In order to assess which variables contributed most toward the separation in step 3, we can print the top five contributors with the code
loadings(dpp,loadnum = 5)
index sorted_loadings
29 0.5395016
37 0.3170037
36 -0.2481763
111 0.2228389
20 -0.2087244
The top five contributors toward the separation seen in the observed distribution in Figure 1 are indices 29, 37, 36, 111, and 20. These indices correspond to a pungent odor, narrow gill size, broad gill size, urban habitat, and yellow cap color, respectively. For these data, \(y = 1\) corresponds to poisonous and \(y = -1\) to edible; thus, loadings with positive entries, such as pungent odor, are indicative of poisonous mushrooms. These results are similar to previous analyses, which have also found odor, gill size, habitat, and cap color predictive of mushroom edibility (Pinky, Islam, and Alice 2019; Wibowo et al. 2018).

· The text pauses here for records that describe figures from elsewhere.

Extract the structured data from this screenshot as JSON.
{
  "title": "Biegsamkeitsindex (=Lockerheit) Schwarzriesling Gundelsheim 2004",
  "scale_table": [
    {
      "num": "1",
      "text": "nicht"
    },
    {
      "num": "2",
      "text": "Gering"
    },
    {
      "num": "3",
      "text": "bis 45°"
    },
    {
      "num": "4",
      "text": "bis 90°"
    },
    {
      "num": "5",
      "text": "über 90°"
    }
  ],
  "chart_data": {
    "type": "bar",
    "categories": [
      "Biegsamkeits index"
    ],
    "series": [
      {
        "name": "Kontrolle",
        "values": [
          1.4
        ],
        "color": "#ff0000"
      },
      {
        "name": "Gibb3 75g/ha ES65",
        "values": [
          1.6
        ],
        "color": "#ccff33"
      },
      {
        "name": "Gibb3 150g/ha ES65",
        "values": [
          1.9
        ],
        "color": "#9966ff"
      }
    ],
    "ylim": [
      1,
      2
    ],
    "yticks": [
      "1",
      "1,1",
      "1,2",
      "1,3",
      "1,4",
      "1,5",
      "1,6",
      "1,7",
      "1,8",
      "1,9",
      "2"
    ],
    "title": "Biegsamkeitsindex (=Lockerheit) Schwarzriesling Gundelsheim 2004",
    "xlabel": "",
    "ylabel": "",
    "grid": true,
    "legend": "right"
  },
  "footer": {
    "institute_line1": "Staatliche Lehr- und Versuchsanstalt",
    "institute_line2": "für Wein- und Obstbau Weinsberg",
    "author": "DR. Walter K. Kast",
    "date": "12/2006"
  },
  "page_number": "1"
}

DiProPerm is an exact test for comparing two high-dimensional distributions. The diproperm package allows the user to visually assess and conduct a DiProPerm test to determine if there is a difference between the high-dimensional distributions of two classes and, if so, evaluate the key features contributing to the separation between the classes.
This work was supported by the National Institute of Allergy and Infectious Diseases (NIAID) of the National Institutes of Health (NIH) under award number R37AI054165. The content is solely the responsibility of the authors and does not necessarily represent the official views of the NIH. The authors thank two anonymous reviewers for helpful comments.